Quanto mais identificado com a persona o indivíduo está, mais ele acredita ser apenas
aquilo que gostaria de saber a respeito de si mesmo negando ainda mais a sua sombra (JUNG,
2000b,p. 74).
Sendo assim, adentraremos no conceito de sombra o qual enfatizará a problematização
proposta no presente trabalho.
Jung (1980, p.49) diz que “a sombra é uma parte inferior da personalidade. Por isso é
reprimida; e devido a uma intensa resistência.” E por mais que a reprimamos, ela é uma parte
viva da personalidade, portanto de um jeito ou de outro se fará presente.

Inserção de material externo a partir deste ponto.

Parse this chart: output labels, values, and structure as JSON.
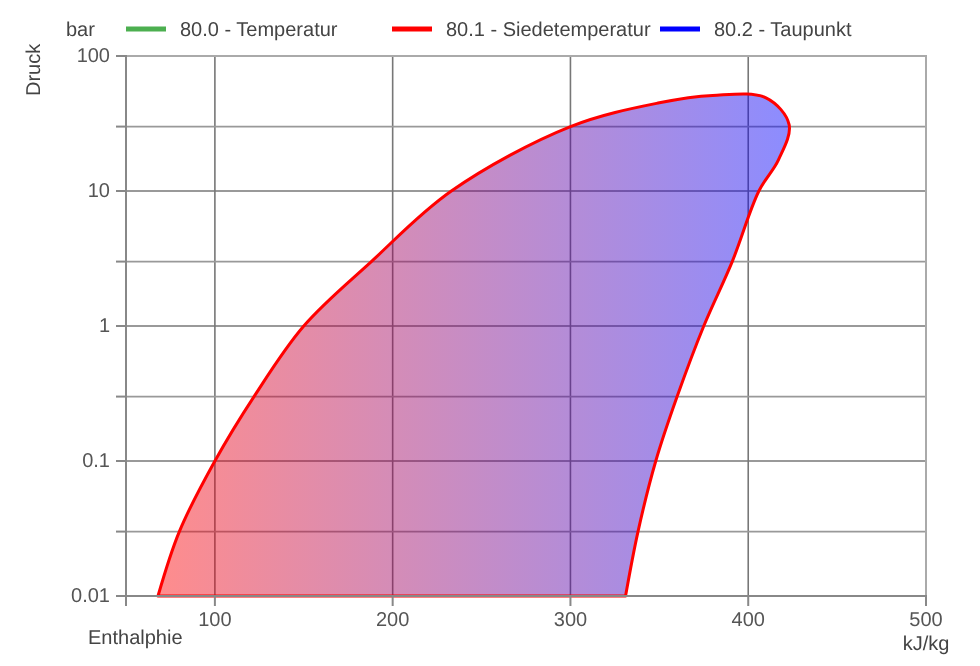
{
  "chart_data": {
    "type": "area",
    "xlabel": "Enthalphie",
    "ylabel": "Druck",
    "annotations": [
      "bar",
      "kJ/kg"
    ],
    "xlim": [
      50,
      500
    ],
    "xticks": [
      100,
      200,
      300,
      400,
      500
    ],
    "ylim": [
      0.01,
      100
    ],
    "log": true,
    "yticks": [
      0.01,
      {
        "value": 0.03,
        "label": null
      },
      0.1,
      {
        "value": 0.3,
        "label": null
      },
      1,
      {
        "value": 3,
        "label": null
      },
      10,
      {
        "value": 30,
        "label": null
      },
      100
    ],
    "grid": true,
    "legend": "top",
    "series": [
      {
        "name": "80.0 - Temperatur",
        "color": "#4caf50"
      },
      {
        "name": "80.1 - Siedetemperatur",
        "color": "#ff0000",
        "x": [
          68,
          80,
          100,
          122,
          150,
          188,
          233,
          300,
          350,
          380,
          410,
          423,
          417,
          406,
          391,
          375,
          360,
          348,
          338,
          331
        ],
        "values": [
          0.01,
          0.03,
          0.1,
          0.3,
          1,
          3,
          10,
          30,
          45,
          51,
          49,
          31,
          17,
          10,
          3,
          1,
          0.3,
          0.1,
          0.03,
          0.01
        ]
      },
      {
        "name": "80.2 - Taupunkt",
        "color": "#0000ff"
      }
    ]
  }
}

A sombra seria o lado escuro da nossa personalidade. É considerado como parte do
inconsciente individual e se desenvolve naturalmente à medida que identificamos com
características aprovadas pelo meio externo e rejeitamos aquelas qualidades que não são
adequadas a nossa autoimagem, sendo desaprovada pelo meio ambiente, assim os esquecemos
e os reprimimos durante a vida. Podemos ainda pensar na sombra individual como nossos
‘defeitos’, aquela parte em nós que desaprovamos por considerarmos ‘feia’ e, que não seria
aceita pelo outro.
Zweig e Abrams (1994, p. 15-16) afirmam que emoções e comportamentos negativos
como a raiva, inveja, cobiça, vergonha, culpa, tendências homicidas, violência entre outros,
ficam mascarados pelo eu mais apropriado às conveniências, ou seja, pela persona. Enquanto
esta última se mantém a luz, o que é aparente, a sombra se mantém no escuro, em local
inexplorado abaixo da superfície.
Jung definiu seus conceitos baseado em observações empíricas e assim pautou nas
suas próprias experiências de vida, como na descrição de um sonho em que viu em si mesmo
a inseparabilidade do ego e da sombra. O ego que separa o que lhe agrada, o que pode ou não
pode (dependendo da cultura e do modelo de família), descartando para a sombra todo o
material rejeitado, inclusive capacidades e talentos. Sendo assim, a sombra pessoal não
contém apenas conteúdos negativos, mas também todos os tipos de potencialidades não-
desenvolvidas e não-expressas. Ela contém características que a personalidade consciente
nega e recusa-se a admitir, e irá reencontrá-las em dolorosos e desagradáveis confrontos com
o outro através da projeção, pois é mais seguro observá-la lá fora. É transferida para o mundo
exterior e reconhecida no objeto externo como se não fizesse parte da própria pessoa.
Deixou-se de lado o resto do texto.